Wielka Msza Wolfganga Amadeusa Mozarta stworzona została jako wyraz wdzięczności za osobistą pomyślność. Austriacki kompozytor złożył wcześniej ślubowanie, że napisze nowy liturgiczny cykl, jeśli dane mu będzie powrócić do rodzinnego Salzburga z niedawno poślubioną sobie Constanzą. Rodzinę artysty podzielił bowiem konflikt, kiedy zgody na małżeństwo nie chciał udzielić mu jego ojciec – Leopold Mozart. W programie koncertu inaugurującego kolejny sezon NFM genialne dzieło klasyka z 1783 roku, które wykonane zostanie pod batutą maestra Andrzeja Kosendiaka, posłuży do upamiętnienia przedsięwzięcia znacznie trudniejszego niż załagodzenie rodzinnego sporu, jakim było wskrzeszenie kulturalnego życia w mieście zrujnowanym podczas II wojny światowej.
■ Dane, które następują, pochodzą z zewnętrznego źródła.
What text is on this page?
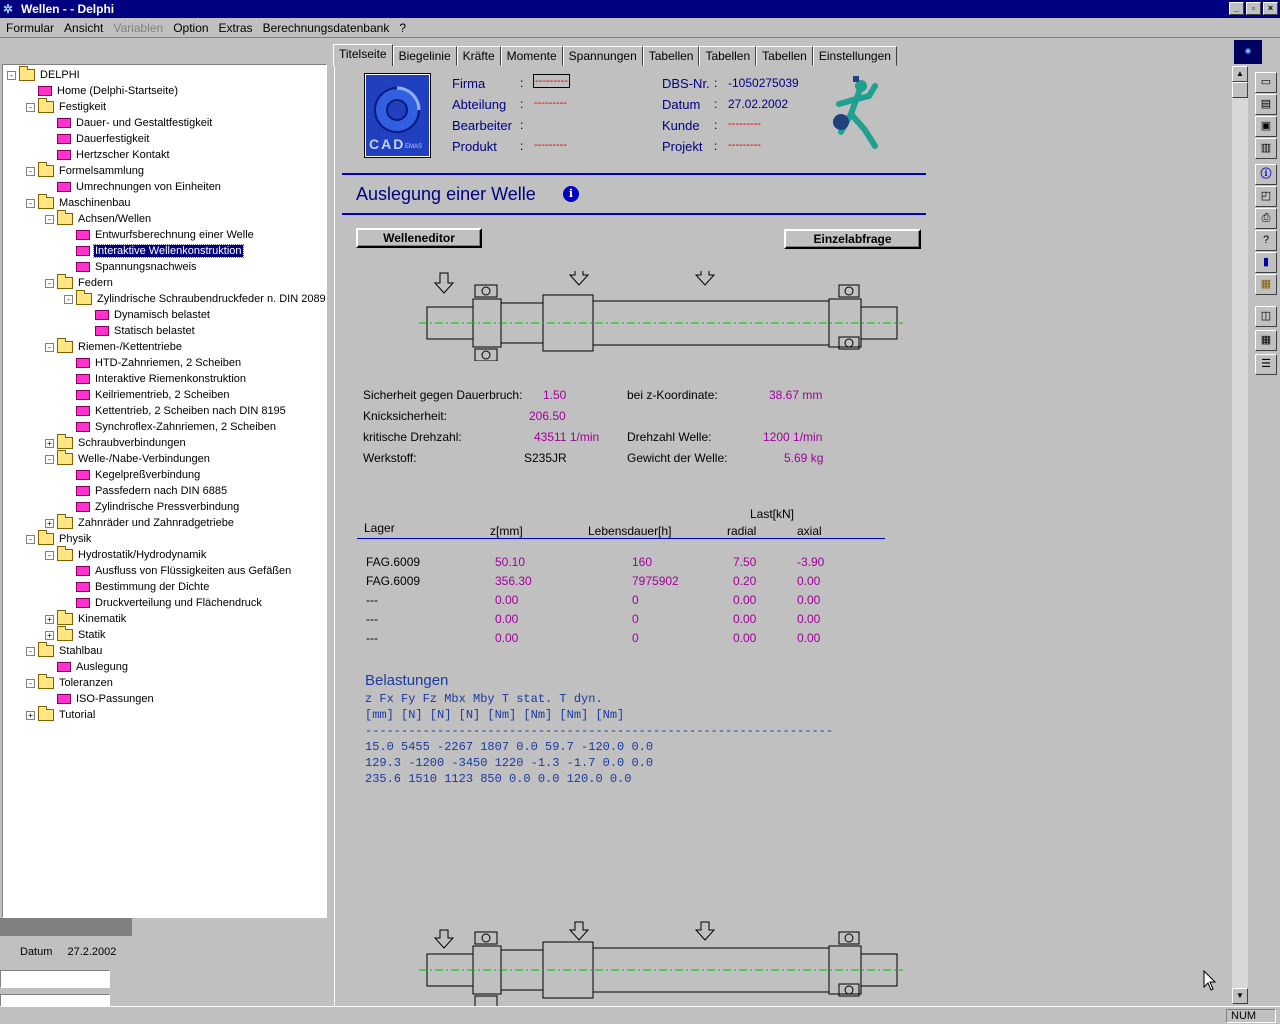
✲ Wellen - - Delphi	_	▫	×
Formular Ansicht Variablen Option Extras Berechnungsdatenbank ?
- DELPHI
Home (Delphi-Startseite)
- Festigkeit
Dauer- und Gestaltfestigkeit
Dauerfestigkeit
Hertzscher Kontakt
- Formelsammlung
Umrechnungen von Einheiten
- Maschinenbau
- Achsen/Wellen
Entwurfsberechnung einer Welle
Interaktive Wellenkonstruktion
Spannungsnachweis
- Federn
- Zylindrische Schraubendruckfeder n. DIN 2089
Dynamisch belastet
Statisch belastet
- Riemen-/Kettentriebe
HTD-Zahnriemen, 2 Scheiben
Interaktive Riemenkonstruktion
Keilriementrieb, 2 Scheiben
Kettentrieb, 2 Scheiben nach DIN 8195
Synchroflex-Zahnriemen, 2 Scheiben
+ Schraubverbindungen
- Welle-/Nabe-Verbindungen
Kegelpreßverbindung
Passfedern nach DIN 6885
Zylindrische Pressverbindung
+ Zahnräder und Zahnradgetriebe
- Physik
- Hydrostatik/Hydrodynamik
Ausfluss von Flüssigkeiten aus Gefäßen
Bestimmung der Dichte
Druckverteilung und Flächendruck
+ Kinematik
+ Statik
- Stahlbau
Auslegung
- Toleranzen
ISO-Passungen
+ Tutorial
Datum 27.2.2002
Titelseite	Biegelinie	Kräfte	Momente	Spannungen	Tabellen	Tabellen	Tabellen	Einstellungen	✺
CAD EMAS
Firma	: ---------
Abteilung : ---------
Bearbeiter :
Produkt : ---------
DBS-Nr. : -1050275039
Datum : 27.02.2002
Kunde : ---------
Projekt : ---------
Auslegung einer Welle	i
Welleneditor	Einzelabfrage
Sicherheit gegen Dauerbruch: 1.50	bei z-Koordinate:	38.67 mm
Knicksicherheit:	206.50
kritische Drehzahl:	43511 1/min Drehzahl Welle:	1200 1/min
Werkstoff:	S235JR	Gewicht der Welle:	5.69 kg
Last[kN]
Lager	z[mm]	Lebensdauer[h]	radial	axial
FAG.6009	50.10	160	7.50	-3.90
FAG.6009	356.30	7975902	0.20	0.00
---	0.00	0	0.00	0.00
---	0.00	0	0.00	0.00
---	0.00	0	0.00	0.00
Belastungen
z Fx Fy Fz Mbx Mby T stat. T dyn.
[mm] [N] [N] [N] [Nm] [Nm] [Nm] [Nm]
-----------------------------------------------------------------
15.0 5455 -2267 1807 0.0 59.7 -120.0 0.0
129.3 -1200 -3450 1220 -1.3 -1.7 0.0 0.0
235.6 1510 1123 850 0.0 0.0 120.0 0.0
▲
▼
▭
▤
▣
▥
ⓘ
◰
⎙
?
▮
▦
◫
▦
☰
NUM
29 czerwca 1945 roku – zaledwie pięćdziesiąt cztery dni po poddaniu się niemieckiej załogi „Twierdzy Wrocław” – odbył się koncert orkiestry występującej pod nazwą Filharmonia Wrocławska. W budynku Teatru Miejskiego (w gmachu tym mieści się dziś Opera Wrocławska) wykonano między innymi Poloneza-A dur Fryderyka Chopina, Bajkę Stanisława Moniuszki i Melodię Ignacego Jana Paderewskiego. Dzieła, których wówczas wysłuchano, powrócą, a razem z zespołami NFM wystąpi utalentowana młodzież. Dzięki temu ujrzymy współczesne muzyczne życie naszego miasta jako wspólną pracę wielu pokoleń.
Utwór Mozarta, prawykonany 26 października 1783 roku w salzburskim kościele św. Piotra, zabrzmi w drugiej części wieczoru. Dzieło, którego monumentalności w sakralnym dorobku Austriaka dorównuje tylko Requiem, słynie z połączenia pełnej majestatu pobożności z afektami żywcem przeniesionymi z operowego teatru. Jeśli dostrzeżemy dodatkowo wyraźne inspiracje muzyką barokową z dużym udziałem polifonii i muzycznej retoryki, jasne stanie się dla nas, że Msza c-moll zyskała swój przydomek „Wielka” nie tylko ze względu na rozmiary, ale również stylistyczne bogactwo. „Nie tylko sam Bach stoi za tym dziełem, lecz również Händel i cały wiek XVIII, łącznie z wielkimi Włochami, jak Alessandro Scarlatti, Caldara, Porpora, Durante; niepodobna wyodrębnić jednego nazwiska, bo Mozart podsumowuje właśnie swoje stulecie i przeobraża jego język muzyczny” – pisał Alfred Einstein. Taka właśnie myśl – o przeszłości nadającej kształt teraźniejszości i inspirującej przyszłość – będzie stale powracać podczas pierwszego koncertu nowego sezonu NFM Filharmonii Wrocławskiej i Chóru NFM.